Friday, October 28, 2016

Chihuly Museum

A visit to the Chihuly Museum that opened in the Seattle City Center in 2012 is well-worth a trip to Seattle. Each gallery had a central theme and some of the glass pots and baskets in one of the galleries are shown here.  The Southwest Gallery was devoted to Native American cultures with one wall containing hundreds of colorful blankets. Another wall, part of which you can see on the left, showcases traditional baskets combined with Chihuly glass baskets. Part of an explanation in the gallery indicated that the artist noticed that many Indian baskets are not totally symmetrical in shape, often leaning to one side or another.  Chihuly's baskets do the same thing.

Thursday, October 27, 2016

Pike Place Flowers

Pike Place Market is a public market overlooking the Elliott Bay waterfront in Seattle, Washington, United States. The Market opened August 17, 1907, and is one of the oldest continuously operated public farmers' markets in the United States. It is a place of business for many small farmers, craftspeople and merchants. Named after the central street, Pike Place runs northwest from Pike Street to Virginia Street. With more than 10 million visitors annually, Pike Place Market is Seattle's most popular tourist destination and is the 33rd most visited tourist attraction in the world.

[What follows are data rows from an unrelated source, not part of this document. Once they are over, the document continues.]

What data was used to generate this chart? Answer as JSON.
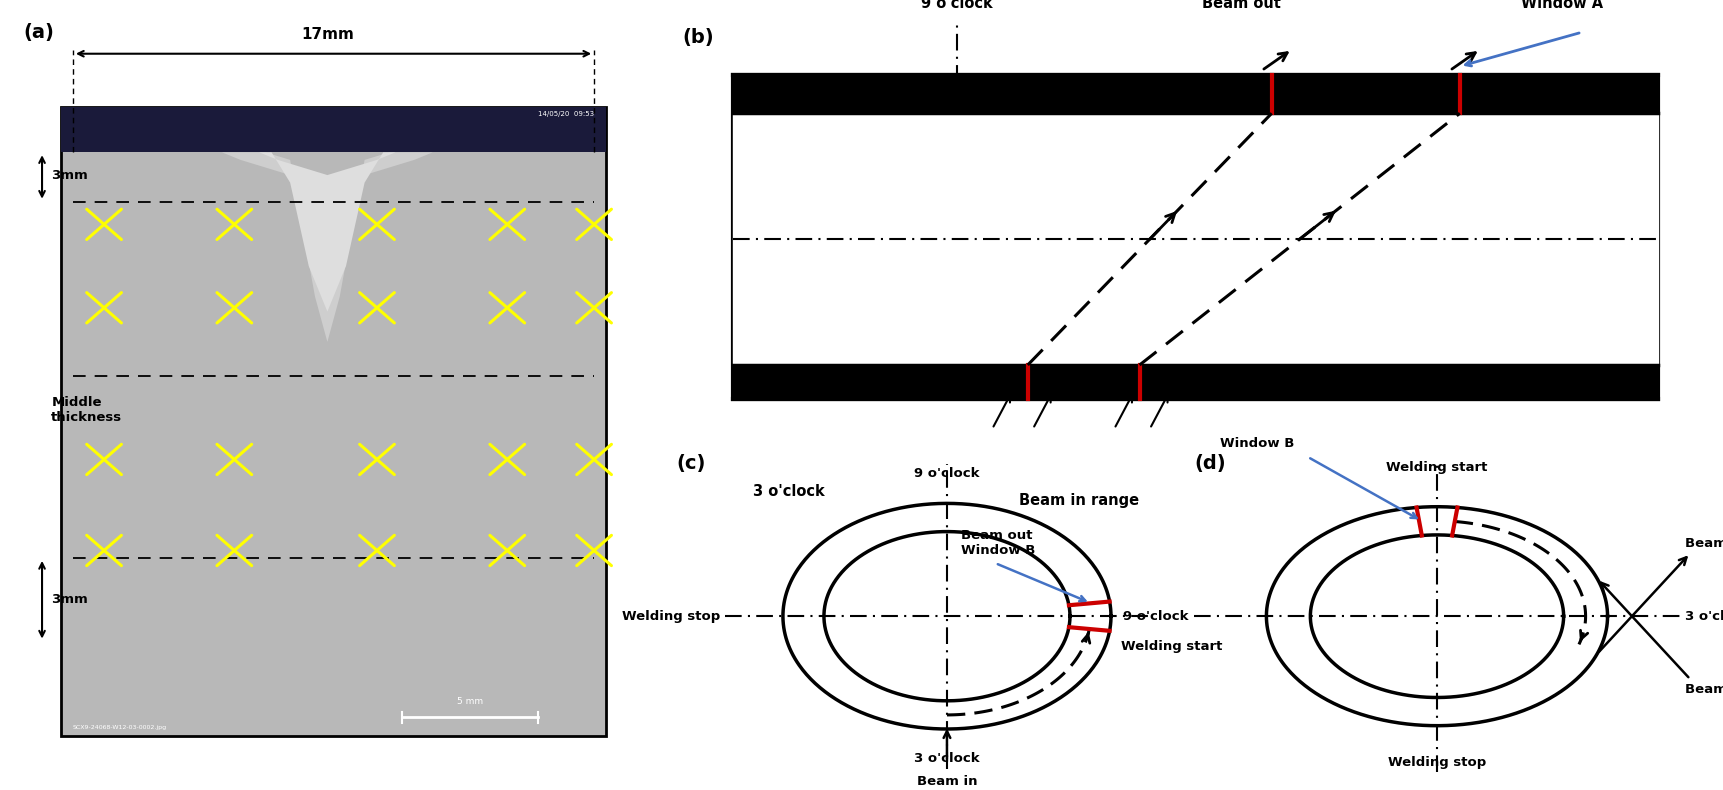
{
  "panel_a_label": "(a)",
  "panel_b_label": "(b)",
  "panel_c_label": "(c)",
  "panel_d_label": "(d)",
  "fig_bg": "#ffffff",
  "photo_bg": "#b8b8b8",
  "photo_dark": "#1a1a3a",
  "weld_light": "#d8d8d8",
  "weld_dark": "#909090",
  "red_color": "#cc0000",
  "blue_color": "#4472c4",
  "yellow_color": "#ffff00"
}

Wednesday, October 26, 2016

Pike Place Fisherman

There are many interesting places in Pike Place, but the seafood area is mesmerising.  Ryan, this native Seattle lad couldn't have been more friendly and welcoming to out-of-towners.

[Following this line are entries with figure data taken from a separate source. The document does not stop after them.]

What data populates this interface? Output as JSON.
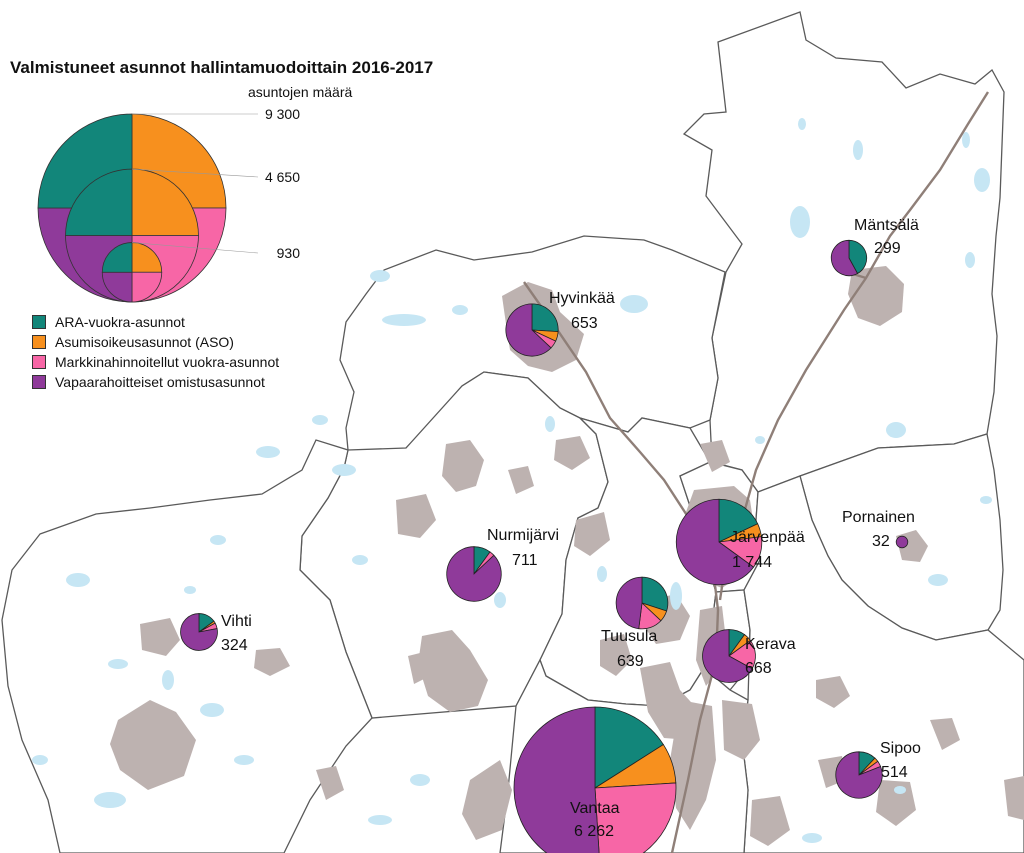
{
  "title": "Valmistuneet asunnot hallintamuodoittain 2016-2017",
  "size_legend": {
    "header": "asuntojen määrä",
    "ticks": [
      {
        "label": "9 300",
        "value": 9300
      },
      {
        "label": "4 650",
        "value": 4650
      },
      {
        "label": "930",
        "value": 930
      }
    ]
  },
  "colors": {
    "ara": "#12867a",
    "aso": "#f7901e",
    "market": "#f766a6",
    "owner": "#8f3a9a",
    "builtup": "#bdb2b0",
    "water": "#c6e6f4",
    "rail": "#8f7f78"
  },
  "legend": [
    {
      "key": "ara",
      "label": "ARA-vuokra-asunnot"
    },
    {
      "key": "aso",
      "label": "Asumisoikeusasunnot (ASO)"
    },
    {
      "key": "market",
      "label": "Markkinahinnoitellut vuokra-asunnot"
    },
    {
      "key": "owner",
      "label": "Vapaarahoitteiset omistusasunnot"
    }
  ],
  "municipalities": [
    {
      "name": "Mäntsälä",
      "total": "299",
      "value": 299,
      "shares": [
        0.42,
        0.0,
        0.0,
        0.58
      ]
    },
    {
      "name": "Hyvinkää",
      "total": "653",
      "value": 653,
      "shares": [
        0.26,
        0.06,
        0.05,
        0.63
      ]
    },
    {
      "name": "Järvenpää",
      "total": "1 744",
      "value": 1744,
      "shares": [
        0.18,
        0.05,
        0.12,
        0.65
      ]
    },
    {
      "name": "Pornainen",
      "total": "32",
      "value": 32,
      "shares": [
        0.0,
        0.0,
        0.0,
        1.0
      ]
    },
    {
      "name": "Nurmijärvi",
      "total": "711",
      "value": 711,
      "shares": [
        0.1,
        0.0,
        0.03,
        0.87
      ]
    },
    {
      "name": "Vihti",
      "total": "324",
      "value": 324,
      "shares": [
        0.15,
        0.02,
        0.05,
        0.78
      ]
    },
    {
      "name": "Tuusula",
      "total": "639",
      "value": 639,
      "shares": [
        0.3,
        0.07,
        0.15,
        0.48
      ]
    },
    {
      "name": "Kerava",
      "total": "668",
      "value": 668,
      "shares": [
        0.1,
        0.05,
        0.18,
        0.67
      ]
    },
    {
      "name": "Vantaa",
      "total": "6 262",
      "value": 6262,
      "shares": [
        0.16,
        0.08,
        0.25,
        0.51
      ]
    },
    {
      "name": "Sipoo",
      "total": "514",
      "value": 514,
      "shares": [
        0.12,
        0.03,
        0.04,
        0.81
      ]
    }
  ]
}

Linking  Signs, Signs and ABC Wednesday

Tuesday, October 25, 2016

Pike Place Farmers Market

We identified ourselves as Minnesotans to this man (whose name I didn't record and have since forgotten--forgive me!), and we talked about the the development of Honeycrisp and Sweet Tango Apples. He thanked us and the University of Minnesota and cooperative apple growers for giving the apple world these wonderful fruit!. 

Honeycrisp (Malus domestica 'Honeycrisp') is an apple cultivar (cultivated variety) developed at the Minnesota Agricultural Experiment Station's Horticultural Research Center at the University of MinnesotaTwin Cities. Designated in 1974 with the MN 1711 test designation, patented in 1988, and released in 1991, the Honeycrisp, once slated to be discarded, has rapidly become a prized commercial commodity, as its sweetness, firmness, and tartness make it an ideal apple for eating raw.[2] It has much larger cells than most apples, which rupture when bitten to fill the mouth with juice.[3] The Honeycrisp also retains its pigment well and boasts a relatively long shelf life when stored in cool, dry conditions.[4]

Monday, October 24, 2016

Sunday, October 23, 2016

Seattle Waterfront

So much to see and enjoy on the waterfront!

Saturday, October 22, 2016

Foggy but Beautiful Washington

We got a quick introduction to the weather we might expect as we wound our way through Washington state on our way to Seattle.

Friday, October 21, 2016

Snowy Montana

What a surprise to wake up to a snowy yet another barren, lonely landscape in Montana.

Thursday, October 20, 2016

North Dakota Scenery

Yes, along many miles of North Dakota by the train tracks were scenes of barrenness and isolation, but there was also a beauty of muted colors with occasional hills and,  much to my surprise,  an area of beautiful marshes!

Wednesday, October 19, 2016

Msp to Sea

This is how it all began: a trip to Seattle from St. Paul!

 Because DH and I had not been on a train for several decades, we decided to take the Empire Builder. The staff on the train were remarkably friendly, effiicient and they worked incredibly hard for long hours. Our compartment looked great in the brochure, but in reality it is very teeny-tiny.  The couch makes up  into a bed and a bunk comes down from the ceiling.  Pretty cramped quarters.  It was "a fun" experience because of the passing scenery and the friendly passengers you meet on the train, but once was enough!

PS.  On the last day in Seattle, I lost the journal you see on the table in the compartment.  Sad!